- Fed Chairman Jerome Powell said on Wednesday that a 75-basis-point hike was not something the Federal Open Market Committee was "actively considering."
Treasury yields rose on Thursday, erasing their losses from the previous session, with the benchmark rate hit its highest level since 2018.
The yield on the benchmark 10-year Treasury note rose 12 basis points to about 3.04% in afternoon trading, hitting its highest level since 2018. The yield on the 30-year Treasury bond rose roughly 12 basis point to around 3.126%. Yields move inversely to prices and 1 basis point is equal to 0.01%.
The 10-year yield rose as high as 3.106% during the trading session, its highest level since 2018.
The Fed announced it was raising its benchmark interest rate by half a percentage point on Wednesday afternoon, which marked its largest single hike since 2000, but was in line with market expectations.
The U.S. central bank also outlined its plans to start reducing its balance sheet in June.
However, Fed Chairman Jerome Powell said a 75-basis-point hike was not something the Federal Open Market Committee was "actively considering." That saw the 10-year yield fall on Wednesday afternoon.
Freddie Lait, founder and CEO at Latitude Investment Management, told CNBC's "Squawk Box Europe" on Thursday that the relief rally in markets was understandable, given the concerns that a 75-basis-point rate hike could have been in the cards, especially considering recent comments from the likes of St. Louis Fed President James Bullard.
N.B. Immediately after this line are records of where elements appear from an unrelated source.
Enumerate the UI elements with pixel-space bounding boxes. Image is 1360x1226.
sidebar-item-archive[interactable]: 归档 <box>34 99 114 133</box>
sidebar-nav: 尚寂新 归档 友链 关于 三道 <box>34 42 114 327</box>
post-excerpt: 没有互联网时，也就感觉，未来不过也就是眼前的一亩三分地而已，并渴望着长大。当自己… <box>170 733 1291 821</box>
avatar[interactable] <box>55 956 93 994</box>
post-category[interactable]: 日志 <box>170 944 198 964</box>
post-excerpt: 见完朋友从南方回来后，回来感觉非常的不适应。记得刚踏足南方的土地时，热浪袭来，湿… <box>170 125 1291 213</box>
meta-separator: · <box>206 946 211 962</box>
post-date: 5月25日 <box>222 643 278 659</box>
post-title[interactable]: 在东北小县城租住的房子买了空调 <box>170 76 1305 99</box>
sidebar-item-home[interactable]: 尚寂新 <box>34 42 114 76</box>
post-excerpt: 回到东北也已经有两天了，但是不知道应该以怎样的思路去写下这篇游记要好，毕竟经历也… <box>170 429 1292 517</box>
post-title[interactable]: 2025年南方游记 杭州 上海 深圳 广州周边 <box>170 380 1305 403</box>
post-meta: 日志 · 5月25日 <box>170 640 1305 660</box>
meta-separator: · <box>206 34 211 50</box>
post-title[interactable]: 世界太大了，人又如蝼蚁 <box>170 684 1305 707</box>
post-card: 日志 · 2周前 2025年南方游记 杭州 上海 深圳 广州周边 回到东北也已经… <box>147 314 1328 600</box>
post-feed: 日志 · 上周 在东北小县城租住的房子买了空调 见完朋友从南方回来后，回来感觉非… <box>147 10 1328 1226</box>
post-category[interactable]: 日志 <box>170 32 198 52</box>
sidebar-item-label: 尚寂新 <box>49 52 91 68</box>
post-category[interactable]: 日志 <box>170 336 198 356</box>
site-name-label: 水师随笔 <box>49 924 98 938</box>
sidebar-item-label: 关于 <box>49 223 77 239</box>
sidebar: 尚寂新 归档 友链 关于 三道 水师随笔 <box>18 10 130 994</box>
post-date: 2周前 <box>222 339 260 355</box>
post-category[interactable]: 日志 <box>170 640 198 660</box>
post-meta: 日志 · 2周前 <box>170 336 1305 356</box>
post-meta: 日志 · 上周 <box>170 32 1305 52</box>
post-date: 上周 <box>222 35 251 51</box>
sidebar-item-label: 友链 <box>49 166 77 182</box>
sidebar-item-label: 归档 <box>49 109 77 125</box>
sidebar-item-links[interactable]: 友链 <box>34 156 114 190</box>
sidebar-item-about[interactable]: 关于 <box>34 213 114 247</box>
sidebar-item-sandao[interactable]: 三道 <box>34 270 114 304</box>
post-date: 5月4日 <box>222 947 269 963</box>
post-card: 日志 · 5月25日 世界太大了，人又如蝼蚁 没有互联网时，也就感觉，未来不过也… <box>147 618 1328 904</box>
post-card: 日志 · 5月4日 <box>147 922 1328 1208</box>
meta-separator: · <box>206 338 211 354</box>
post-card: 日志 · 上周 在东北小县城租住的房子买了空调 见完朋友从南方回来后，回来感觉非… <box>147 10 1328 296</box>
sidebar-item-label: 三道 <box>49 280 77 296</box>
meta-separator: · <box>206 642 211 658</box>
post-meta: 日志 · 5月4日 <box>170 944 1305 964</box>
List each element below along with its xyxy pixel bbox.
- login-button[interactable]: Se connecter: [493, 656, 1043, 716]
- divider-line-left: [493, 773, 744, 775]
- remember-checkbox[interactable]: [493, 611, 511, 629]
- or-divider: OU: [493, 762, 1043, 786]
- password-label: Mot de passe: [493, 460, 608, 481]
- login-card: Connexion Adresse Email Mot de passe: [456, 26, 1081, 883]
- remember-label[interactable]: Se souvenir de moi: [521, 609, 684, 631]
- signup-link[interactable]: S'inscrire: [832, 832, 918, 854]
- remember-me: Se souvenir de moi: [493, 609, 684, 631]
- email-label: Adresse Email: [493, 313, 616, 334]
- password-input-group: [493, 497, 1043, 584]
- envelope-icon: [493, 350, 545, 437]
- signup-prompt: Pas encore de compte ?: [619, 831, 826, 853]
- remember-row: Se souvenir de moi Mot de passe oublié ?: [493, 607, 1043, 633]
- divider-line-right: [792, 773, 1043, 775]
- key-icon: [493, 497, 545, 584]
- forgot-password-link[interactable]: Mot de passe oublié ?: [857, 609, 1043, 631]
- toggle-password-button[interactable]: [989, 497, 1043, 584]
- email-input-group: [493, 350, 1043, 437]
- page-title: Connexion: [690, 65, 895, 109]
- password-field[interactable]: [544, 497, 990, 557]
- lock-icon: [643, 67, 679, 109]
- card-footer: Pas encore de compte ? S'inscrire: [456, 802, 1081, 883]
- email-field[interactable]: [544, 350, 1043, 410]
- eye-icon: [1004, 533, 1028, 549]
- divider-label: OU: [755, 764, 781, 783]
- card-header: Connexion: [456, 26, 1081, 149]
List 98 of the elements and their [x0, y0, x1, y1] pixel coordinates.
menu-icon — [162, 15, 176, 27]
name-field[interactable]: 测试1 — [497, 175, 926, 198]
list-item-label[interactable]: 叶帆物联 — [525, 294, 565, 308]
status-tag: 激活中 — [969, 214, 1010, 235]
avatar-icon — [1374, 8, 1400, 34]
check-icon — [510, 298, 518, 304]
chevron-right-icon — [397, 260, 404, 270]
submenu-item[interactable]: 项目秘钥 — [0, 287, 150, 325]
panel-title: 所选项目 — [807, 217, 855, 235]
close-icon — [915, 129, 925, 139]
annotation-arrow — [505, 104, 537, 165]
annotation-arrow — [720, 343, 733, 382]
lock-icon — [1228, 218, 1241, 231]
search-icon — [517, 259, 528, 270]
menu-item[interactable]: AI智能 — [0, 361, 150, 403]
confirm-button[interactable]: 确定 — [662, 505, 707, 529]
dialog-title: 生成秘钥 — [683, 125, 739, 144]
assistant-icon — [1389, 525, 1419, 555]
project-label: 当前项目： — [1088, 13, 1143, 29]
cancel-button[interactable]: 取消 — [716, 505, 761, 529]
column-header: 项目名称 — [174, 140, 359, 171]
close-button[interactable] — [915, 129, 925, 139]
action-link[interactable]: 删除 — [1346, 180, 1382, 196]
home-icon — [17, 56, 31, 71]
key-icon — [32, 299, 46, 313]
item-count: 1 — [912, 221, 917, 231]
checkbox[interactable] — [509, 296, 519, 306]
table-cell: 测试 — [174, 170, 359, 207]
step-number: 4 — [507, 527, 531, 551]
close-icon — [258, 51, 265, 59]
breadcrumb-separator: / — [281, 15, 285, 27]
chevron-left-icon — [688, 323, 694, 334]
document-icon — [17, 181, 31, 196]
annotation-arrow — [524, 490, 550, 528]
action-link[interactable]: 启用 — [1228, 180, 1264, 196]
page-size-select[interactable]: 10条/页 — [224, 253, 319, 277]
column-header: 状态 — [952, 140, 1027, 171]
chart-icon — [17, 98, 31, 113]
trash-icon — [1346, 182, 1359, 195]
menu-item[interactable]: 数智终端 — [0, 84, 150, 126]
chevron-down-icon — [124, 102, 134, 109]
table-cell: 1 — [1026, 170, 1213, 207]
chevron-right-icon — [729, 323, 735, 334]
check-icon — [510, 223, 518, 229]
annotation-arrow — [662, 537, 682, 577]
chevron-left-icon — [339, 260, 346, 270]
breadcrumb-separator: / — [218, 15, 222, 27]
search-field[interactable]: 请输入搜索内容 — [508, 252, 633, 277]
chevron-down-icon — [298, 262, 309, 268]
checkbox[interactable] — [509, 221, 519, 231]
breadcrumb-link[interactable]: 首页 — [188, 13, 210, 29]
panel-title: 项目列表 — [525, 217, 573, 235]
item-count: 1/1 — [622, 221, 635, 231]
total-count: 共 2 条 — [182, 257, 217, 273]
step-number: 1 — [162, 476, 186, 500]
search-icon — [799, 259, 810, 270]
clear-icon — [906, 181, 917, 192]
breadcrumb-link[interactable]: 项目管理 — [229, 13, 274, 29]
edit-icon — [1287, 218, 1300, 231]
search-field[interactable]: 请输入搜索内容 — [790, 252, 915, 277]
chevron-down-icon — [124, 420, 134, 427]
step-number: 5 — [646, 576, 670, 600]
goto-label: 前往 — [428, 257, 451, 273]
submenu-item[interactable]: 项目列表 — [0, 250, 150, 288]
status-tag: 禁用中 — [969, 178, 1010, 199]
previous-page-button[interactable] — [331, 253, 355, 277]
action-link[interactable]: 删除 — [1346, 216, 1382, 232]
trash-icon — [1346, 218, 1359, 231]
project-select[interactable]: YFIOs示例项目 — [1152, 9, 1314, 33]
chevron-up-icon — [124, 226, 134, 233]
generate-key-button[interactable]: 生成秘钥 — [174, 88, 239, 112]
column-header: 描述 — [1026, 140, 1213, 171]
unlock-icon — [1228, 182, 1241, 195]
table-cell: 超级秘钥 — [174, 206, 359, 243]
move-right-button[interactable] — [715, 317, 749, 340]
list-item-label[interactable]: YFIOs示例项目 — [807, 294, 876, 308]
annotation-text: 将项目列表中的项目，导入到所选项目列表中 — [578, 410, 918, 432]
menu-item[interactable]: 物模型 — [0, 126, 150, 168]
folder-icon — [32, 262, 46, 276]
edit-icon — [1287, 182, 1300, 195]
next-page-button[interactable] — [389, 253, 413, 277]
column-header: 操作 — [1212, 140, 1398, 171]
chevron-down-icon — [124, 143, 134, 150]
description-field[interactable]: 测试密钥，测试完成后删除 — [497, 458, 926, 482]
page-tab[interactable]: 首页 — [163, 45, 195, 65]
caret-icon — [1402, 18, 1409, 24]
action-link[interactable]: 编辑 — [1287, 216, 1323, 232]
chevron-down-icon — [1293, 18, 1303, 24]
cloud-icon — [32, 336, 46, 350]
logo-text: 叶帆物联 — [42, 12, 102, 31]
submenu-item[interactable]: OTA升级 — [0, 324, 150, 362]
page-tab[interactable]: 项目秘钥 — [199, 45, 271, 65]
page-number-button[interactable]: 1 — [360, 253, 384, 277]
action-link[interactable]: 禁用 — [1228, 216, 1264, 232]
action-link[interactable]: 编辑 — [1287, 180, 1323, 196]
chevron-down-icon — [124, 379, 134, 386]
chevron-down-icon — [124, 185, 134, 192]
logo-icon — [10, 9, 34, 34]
Nevertheless, Lait said the Fed was still going to continue on its hawkish path of raising rates, in order to return them to around the 3% level in the next six or seven months.
Lait said he therefore thinks that "trend is still in play and it's likely we see a continuation of the moves that we've seen year-to-date from here."
The 10-year Treasury yield hit 3% on Monday and again on Wednesday morning in the lead-up to the meeting, amid concerns that rising inflation and the Fed's more aggressive hiking of interest rates could slow economic growth.
"We believe that the Fed's hawkish stance is largely priced into the stock and bond markets," said Jay Hatfield of Infrastructure Capital Management. "We expect the 10 -year treasury to start to top out in the 3% area as global pension investors with $52 trillion of assets reallocate to almost risk-free treasuries. ... The Chairman's press conference was very positive as Chair Powell ruled out a 75bp increase and indicated only two meetings are expected to have 50bp increases and then they would reassess."
On Thursday, weekly jobless claim numbers came in slightly higher than expected. A labor productivity reading for the first quarter showed the fastest decline since 1947.
Regarding the Russia-Ukraine war, Pentagon spokesman John Kirby said the Russians have made uneven progress in the Donbas region, following weeks of resupply and repositioning efforts. Nonetheless, the U.S. and its allies are rushing to send additional security assistance amid an intensified Russian assault in eastern and southern Ukraine.
— CNBC's Holly Ellyatt contributed to this market report.